30 Many of these submissions address the substantive decision of the administrator. The administrator’s concerns in opposing the stay also, inevitably, traverse ground which will be considered more fully at the hearing of the review application. Essentially the administrator argues that the Tribunal must have regard to public interest considerations in deciding whether to allow the applicant to go back on the road as a taxi-driver pending the determination of the application. The administrator referred to the need for the public to be able to trust and have confidence in integrity and safety consciousness of taxi-drivers.

31 I do not propose to deal with the submissions in detail as many of them are closely connected with the administrator’s interpretation of its powers, in particular under s.11 of the Act. The Tribunal’s task in considering a stay application is a more limited one and is governed by s.60 of the Act. [2]

32 The Tribunal must balance various aspects of the public interest (as best they can be judged in the confined and urgent environment of a stay application). One is the public interest in maintaining in force an administrator’s decision. [3] The nature of the regulated activity must be considered and the way it impacts on the life of the community. Heed must be given to the objectives of the relevant primary legislation. Weight must also be given to the public interest in relieving individuals from the drastic effects, such as loss of livelihood, that can often flow from an adverse administrative decision pending its re-consideration by the external tribunal. The ability of the external tribunal to dispose of the substantive application quickly is also an important matter relevant to whether a stay should be granted. As has frequently been noted, the discretion is a wide one. [4]

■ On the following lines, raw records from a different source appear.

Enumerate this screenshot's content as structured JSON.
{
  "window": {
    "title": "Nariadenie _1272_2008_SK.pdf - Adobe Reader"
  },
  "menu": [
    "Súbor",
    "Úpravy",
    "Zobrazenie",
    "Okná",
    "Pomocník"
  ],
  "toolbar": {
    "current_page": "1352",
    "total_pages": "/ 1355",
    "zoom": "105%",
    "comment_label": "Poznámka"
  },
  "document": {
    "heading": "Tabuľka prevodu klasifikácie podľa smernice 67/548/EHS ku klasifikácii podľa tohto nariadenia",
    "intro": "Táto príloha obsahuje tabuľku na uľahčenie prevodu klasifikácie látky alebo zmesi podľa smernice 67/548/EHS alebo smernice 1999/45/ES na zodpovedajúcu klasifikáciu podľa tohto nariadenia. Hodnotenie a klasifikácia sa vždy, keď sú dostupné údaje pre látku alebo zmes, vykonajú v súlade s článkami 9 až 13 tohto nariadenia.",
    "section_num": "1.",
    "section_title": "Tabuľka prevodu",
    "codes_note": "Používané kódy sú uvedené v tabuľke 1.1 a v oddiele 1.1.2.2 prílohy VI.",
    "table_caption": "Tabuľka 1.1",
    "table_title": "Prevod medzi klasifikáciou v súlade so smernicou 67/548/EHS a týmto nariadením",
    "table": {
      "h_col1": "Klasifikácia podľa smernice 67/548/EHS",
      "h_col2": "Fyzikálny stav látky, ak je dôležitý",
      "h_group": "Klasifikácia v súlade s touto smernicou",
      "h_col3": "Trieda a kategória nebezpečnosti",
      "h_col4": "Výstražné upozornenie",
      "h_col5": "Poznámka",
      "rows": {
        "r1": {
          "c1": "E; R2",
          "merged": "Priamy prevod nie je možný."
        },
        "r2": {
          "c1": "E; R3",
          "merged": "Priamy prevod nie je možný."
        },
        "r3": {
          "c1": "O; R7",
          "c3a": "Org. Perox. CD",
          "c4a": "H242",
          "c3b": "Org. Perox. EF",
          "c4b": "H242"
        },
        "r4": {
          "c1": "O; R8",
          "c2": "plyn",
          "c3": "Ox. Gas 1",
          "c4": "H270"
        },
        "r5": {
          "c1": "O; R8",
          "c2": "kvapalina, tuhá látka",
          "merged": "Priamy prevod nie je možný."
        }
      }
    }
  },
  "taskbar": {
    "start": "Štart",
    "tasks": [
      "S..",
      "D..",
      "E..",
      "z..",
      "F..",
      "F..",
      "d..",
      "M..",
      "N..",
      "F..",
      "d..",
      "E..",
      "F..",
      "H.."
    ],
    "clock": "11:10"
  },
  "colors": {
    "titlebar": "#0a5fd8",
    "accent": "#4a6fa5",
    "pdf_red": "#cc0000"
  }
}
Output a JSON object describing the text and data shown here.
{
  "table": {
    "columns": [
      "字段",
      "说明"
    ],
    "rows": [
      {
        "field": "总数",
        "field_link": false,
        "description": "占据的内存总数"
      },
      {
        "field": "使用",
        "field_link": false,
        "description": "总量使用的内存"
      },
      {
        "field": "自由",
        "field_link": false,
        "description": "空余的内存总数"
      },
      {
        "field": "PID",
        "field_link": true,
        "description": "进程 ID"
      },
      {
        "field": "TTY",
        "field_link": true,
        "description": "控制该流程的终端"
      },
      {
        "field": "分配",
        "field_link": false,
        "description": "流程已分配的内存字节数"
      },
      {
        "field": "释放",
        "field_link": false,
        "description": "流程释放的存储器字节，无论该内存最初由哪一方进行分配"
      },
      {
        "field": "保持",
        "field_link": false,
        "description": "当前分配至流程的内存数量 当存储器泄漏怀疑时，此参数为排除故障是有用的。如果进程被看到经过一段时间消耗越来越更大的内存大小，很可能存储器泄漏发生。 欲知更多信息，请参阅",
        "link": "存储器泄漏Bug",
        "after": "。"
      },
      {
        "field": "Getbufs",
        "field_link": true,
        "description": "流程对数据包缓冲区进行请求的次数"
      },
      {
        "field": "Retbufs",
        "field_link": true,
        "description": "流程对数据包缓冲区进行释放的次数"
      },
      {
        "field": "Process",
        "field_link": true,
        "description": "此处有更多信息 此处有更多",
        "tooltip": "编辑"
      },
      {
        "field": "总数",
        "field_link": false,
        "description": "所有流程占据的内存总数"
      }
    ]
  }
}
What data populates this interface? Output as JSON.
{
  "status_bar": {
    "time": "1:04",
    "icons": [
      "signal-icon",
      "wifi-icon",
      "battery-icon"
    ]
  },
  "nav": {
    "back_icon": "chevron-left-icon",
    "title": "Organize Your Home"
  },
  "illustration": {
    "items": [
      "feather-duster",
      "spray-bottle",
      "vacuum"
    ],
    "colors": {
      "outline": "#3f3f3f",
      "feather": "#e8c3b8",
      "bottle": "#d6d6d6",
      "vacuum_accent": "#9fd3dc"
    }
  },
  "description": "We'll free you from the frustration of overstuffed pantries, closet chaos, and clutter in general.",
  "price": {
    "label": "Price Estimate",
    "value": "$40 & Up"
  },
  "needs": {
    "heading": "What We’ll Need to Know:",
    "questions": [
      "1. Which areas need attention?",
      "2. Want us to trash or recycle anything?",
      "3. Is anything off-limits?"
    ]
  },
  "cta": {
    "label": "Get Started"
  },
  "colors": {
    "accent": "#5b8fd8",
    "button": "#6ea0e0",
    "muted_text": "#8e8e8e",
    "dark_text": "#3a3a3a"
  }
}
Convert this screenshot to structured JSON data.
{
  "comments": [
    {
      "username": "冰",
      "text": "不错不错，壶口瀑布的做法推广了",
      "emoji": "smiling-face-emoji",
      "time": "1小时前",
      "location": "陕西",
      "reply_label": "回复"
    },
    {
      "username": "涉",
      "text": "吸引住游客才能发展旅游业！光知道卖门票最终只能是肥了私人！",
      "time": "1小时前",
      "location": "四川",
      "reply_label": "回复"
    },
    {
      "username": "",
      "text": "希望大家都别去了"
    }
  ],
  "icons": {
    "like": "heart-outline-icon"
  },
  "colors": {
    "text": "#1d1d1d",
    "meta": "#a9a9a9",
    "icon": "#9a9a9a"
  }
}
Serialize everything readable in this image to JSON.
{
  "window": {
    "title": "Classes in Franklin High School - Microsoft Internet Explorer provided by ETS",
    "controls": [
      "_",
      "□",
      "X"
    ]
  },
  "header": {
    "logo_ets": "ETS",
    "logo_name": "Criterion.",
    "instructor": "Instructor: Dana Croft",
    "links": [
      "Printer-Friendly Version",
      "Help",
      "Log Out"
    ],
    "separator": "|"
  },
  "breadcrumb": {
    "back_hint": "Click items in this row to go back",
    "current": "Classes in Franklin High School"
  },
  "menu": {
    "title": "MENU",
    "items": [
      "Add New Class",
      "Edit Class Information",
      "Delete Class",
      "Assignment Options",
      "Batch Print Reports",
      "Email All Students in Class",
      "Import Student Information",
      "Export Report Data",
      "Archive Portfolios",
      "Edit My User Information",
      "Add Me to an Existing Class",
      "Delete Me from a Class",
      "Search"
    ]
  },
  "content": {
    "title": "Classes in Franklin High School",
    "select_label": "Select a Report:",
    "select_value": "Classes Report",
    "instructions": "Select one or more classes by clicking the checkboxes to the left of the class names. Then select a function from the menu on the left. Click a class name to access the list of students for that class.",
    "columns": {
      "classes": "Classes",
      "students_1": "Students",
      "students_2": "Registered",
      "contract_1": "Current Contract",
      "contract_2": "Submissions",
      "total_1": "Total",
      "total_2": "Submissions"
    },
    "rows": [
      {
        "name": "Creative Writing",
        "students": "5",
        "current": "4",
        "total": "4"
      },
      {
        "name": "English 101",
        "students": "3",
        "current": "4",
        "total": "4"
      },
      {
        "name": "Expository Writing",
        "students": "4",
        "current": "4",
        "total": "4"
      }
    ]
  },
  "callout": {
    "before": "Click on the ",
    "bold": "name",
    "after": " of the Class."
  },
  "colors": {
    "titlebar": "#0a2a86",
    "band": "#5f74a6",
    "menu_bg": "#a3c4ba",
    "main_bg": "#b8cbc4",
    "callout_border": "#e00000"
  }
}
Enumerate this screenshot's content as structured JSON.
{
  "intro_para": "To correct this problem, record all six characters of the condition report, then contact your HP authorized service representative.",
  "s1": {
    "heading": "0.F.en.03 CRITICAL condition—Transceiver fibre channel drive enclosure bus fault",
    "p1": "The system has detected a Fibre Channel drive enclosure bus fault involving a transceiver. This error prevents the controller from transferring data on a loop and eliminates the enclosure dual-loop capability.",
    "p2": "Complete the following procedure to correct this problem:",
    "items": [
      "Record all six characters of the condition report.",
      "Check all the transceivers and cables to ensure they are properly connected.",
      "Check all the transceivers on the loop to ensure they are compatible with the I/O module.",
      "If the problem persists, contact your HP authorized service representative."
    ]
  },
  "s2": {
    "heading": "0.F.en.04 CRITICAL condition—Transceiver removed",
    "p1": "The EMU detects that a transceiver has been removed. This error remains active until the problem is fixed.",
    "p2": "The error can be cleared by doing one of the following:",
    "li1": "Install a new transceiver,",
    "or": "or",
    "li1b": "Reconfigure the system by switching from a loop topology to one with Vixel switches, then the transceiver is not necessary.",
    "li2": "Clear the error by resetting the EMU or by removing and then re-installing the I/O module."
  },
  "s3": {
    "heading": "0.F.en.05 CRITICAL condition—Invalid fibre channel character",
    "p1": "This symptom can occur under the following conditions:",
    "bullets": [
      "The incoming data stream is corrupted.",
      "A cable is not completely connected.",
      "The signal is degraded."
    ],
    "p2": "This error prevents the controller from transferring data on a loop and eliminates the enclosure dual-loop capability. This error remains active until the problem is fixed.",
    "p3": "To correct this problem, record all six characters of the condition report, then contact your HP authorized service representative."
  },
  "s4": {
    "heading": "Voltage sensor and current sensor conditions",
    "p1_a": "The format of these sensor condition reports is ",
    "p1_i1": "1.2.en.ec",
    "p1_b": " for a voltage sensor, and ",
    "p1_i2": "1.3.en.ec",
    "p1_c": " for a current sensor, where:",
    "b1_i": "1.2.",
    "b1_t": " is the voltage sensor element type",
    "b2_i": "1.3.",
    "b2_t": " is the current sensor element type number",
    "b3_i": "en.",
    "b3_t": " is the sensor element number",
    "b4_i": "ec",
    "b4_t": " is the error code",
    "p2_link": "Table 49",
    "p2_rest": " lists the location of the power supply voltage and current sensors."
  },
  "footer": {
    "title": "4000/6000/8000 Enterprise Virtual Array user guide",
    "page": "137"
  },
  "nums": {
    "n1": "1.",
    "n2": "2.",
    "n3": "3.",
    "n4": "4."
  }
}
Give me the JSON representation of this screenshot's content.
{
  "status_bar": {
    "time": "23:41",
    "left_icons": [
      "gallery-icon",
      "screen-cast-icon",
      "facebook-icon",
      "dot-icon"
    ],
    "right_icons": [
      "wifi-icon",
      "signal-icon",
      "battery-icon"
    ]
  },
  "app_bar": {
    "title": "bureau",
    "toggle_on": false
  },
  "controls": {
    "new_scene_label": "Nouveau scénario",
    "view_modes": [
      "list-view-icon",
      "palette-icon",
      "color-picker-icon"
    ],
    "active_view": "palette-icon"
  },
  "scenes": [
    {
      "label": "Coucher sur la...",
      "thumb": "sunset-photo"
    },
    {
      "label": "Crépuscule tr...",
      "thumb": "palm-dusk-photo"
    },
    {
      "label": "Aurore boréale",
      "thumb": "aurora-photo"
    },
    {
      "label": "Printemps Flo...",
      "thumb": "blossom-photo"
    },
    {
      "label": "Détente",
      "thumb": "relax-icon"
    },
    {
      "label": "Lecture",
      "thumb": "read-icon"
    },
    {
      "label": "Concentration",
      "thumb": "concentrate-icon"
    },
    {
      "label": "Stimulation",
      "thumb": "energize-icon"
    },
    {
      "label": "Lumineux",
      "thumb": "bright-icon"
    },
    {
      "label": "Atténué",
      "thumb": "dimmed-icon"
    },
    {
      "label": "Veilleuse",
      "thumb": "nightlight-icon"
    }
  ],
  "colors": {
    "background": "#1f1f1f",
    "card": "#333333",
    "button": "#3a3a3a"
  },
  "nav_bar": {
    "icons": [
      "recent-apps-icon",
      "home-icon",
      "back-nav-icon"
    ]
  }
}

33 In the present instance a charge related to an offence of violence of the utmost gravity (murder) has been laid. The applicant’s ability to earn income from his taxi business has been diminished by the suspension of his authority, but not extinguished. For many years he was a school teacher. Over the last ten years he has managed a hotel, previously run a taxi business and also worked again as a school teacher. This history suggests that he has a wide range of skills and experience to assist him in finding other sources of income. Most importantly the substantive application has been listed for hearing on 28 May 1999. In these circumstances, the balance of the public interest considerations clearly favours refusal of the application for a stay.

34 Application dismissed.

Endnotes:
[1] A Commonwealth instance affecting the stay jurisdiction of the Commonwealth Administrative Appeals Tribunal is found in Insurance Act 1973, s.63(13); as to which see Flick (ed.) Federal Administrative Law (2nd ed. 1984) (‘Flick’) para.1409.

[2] The provision, set out at para.6 above, derives from s.41 of the Administrative Appeals Tribunal Act 1977 (Commonwealth). See generally Flick paras.1403-1409. In Victoria, the Victorian Civil and Administrative Tribunal has a similar power: see generally Kyrou & Pizer (eds.) Victorian Administrative Law (1985) paras.V2430-V2442.

[3] See e.g. Elias Nominees Pty Ltd v Commissioner of Business Franchises [1996] 2VR 226 per Beach J. setting aside a stay order made ex parte by a Master pending judicial review, “To grant a stay of the suspension order completely undermines the authority of the commissioner in that regard and, in my opinion, is quite contrary to the spirit and intent of the legislation.”

[4] See e.g. Re Dekanic and The Tax Agents Board (1982) 6 ALD 240 per Davies J. referring to s.41 of the Administrative Appeals Tribunal Act 1977 on which s.60 of the Tribunal Act is based: “The [stay] jurisdiction is wide and diverse and it is not practicable to lay down a principle or set of specific principles applicable to every type of case in respect of which there may be an application for a stay.”